While bankruptcy will offer protection to a debtor when they are unable to pay their debts, this does not mean that the individual is protected indefinitely from enforcement action. It very much depends when the debt was incurred, and what assets the bankrupt has available for seizure.
Debts incurred before bankruptcy
If a debt is incurred before the debtor is made bankrupt, then that debt will be included in the bankruptcy petition and handled by the Official Receiver, along with all other debts owing. Under these circumstances, further enforcement action is not possible.

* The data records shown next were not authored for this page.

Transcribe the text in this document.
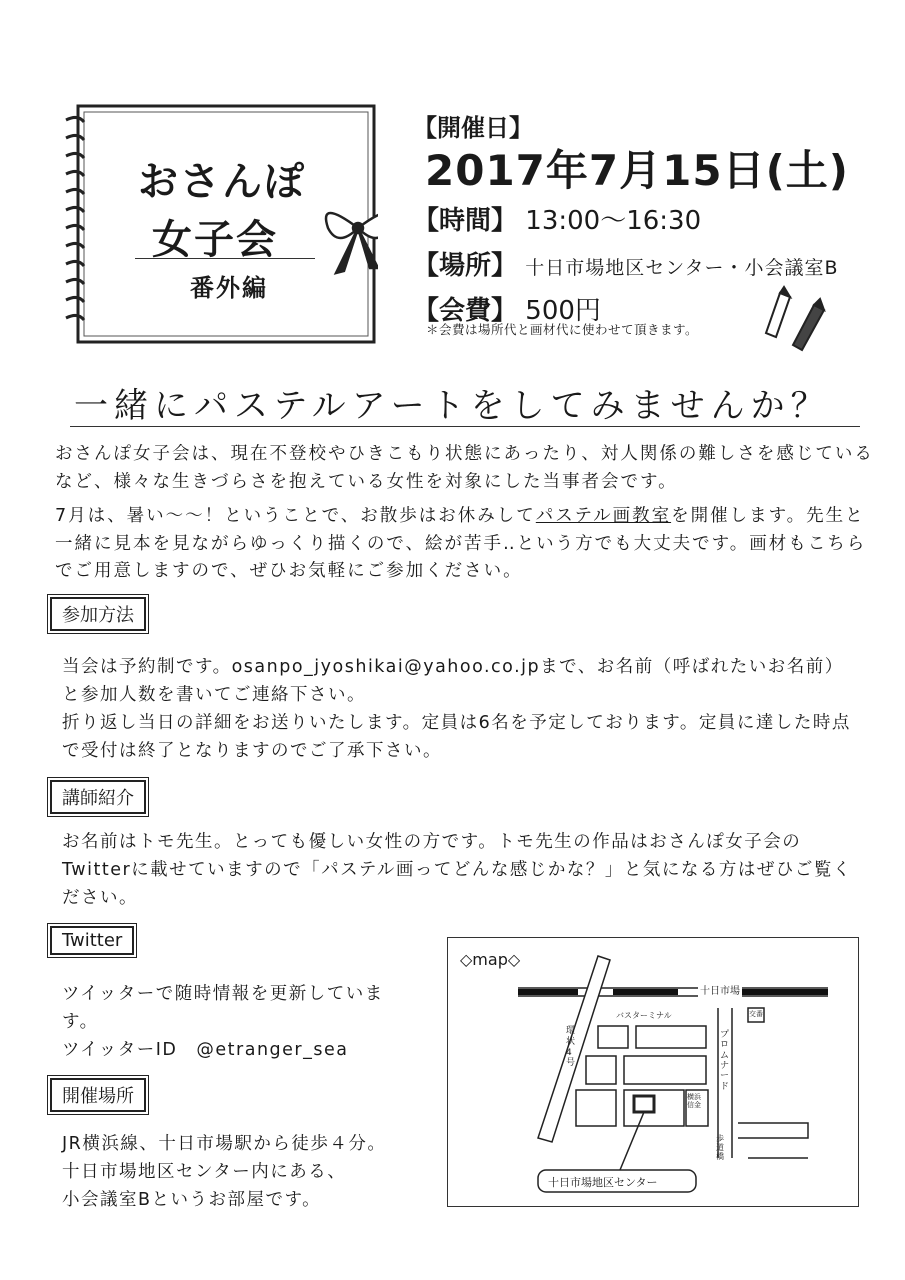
おさんぽ
女子会
番外編
【開催日】
2017年7月15日(土)
【時間】 13:00〜16:30
【場所】 十日市場地区センター・小会議室B
【会費】 500円
＊会費は場所代と画材代に使わせて頂きます。
一緒にパステルアートをしてみませんか？
おさんぽ女子会は、現在不登校やひきこもり状態にあったり、対人関係の難しさを感じているなど、様々な生きづらさを抱えている女性を対象にした当事者会です。
7月は、暑い〜〜！ということで、お散歩はお休みしてパステル画教室を開催します。先生と一緒に見本を見ながらゆっくり描くので、絵が苦手‥という方でも大丈夫です。画材もこちらでご用意しますので、ぜひお気軽にご参加ください。
参加方法
当会は予約制です。osanpo_jyoshikai@yahoo.co.jpまで、お名前（呼ばれたいお名前）と参加人数を書いてご連絡下さい。
折り返し当日の詳細をお送りいたします。定員は6名を予定しております。定員に達した時点で受付は終了となりますのでご了承下さい。
講師紹介
お名前はトモ先生。とっても優しい女性の方です。トモ先生の作品はおさんぽ女子会のTwitterに載せていますので「パステル画ってどんな感じかな？」と気になる方はぜひご覧ください。
Twitter
ツイッターで随時情報を更新しています。
ツイッターID　@etranger_sea
開催場所
JR横浜線、十日市場駅から徒歩４分。
十日市場地区センター内にある、
小会議室Bというお部屋です。
◇map◇
十日市場
交番
バスターミナル
環状4号
プロムナード
横浜信金
歩道橋
十日市場地区センター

Debts incurred after a bankruptcy order
However, if the individual subsequently incurs further debts, after the bankruptcy order, then you can use the normal channels to obtain a judgment and enforce it, including the transfer to the High Court for enforcement by High Court Enforcement Officer (HCEO).
Any assets left?
However, it is worth bearing in mind that the debtor may have very few assets available for seizure. You might want to find out more about their financial situation before continuing with enforcement; for example, online checks or applying for an oral examination after judgment has been awarded.
Bankruptcy Restrictions Order
The bankrupt may also be subject to a Bankruptcy Restrictions Order (BRO), but this will make no difference to the enforcement of the judgment. However, one of the restrictions of the BRO may be that the individual must disclose their status as a person subject to bankruptcy restrictions to a credit provider to get credit of £500 or more. If you provided them with credit and they did not disclose this, then the debtor has committed a criminal offence.
We will cover BROs in further detail in another article.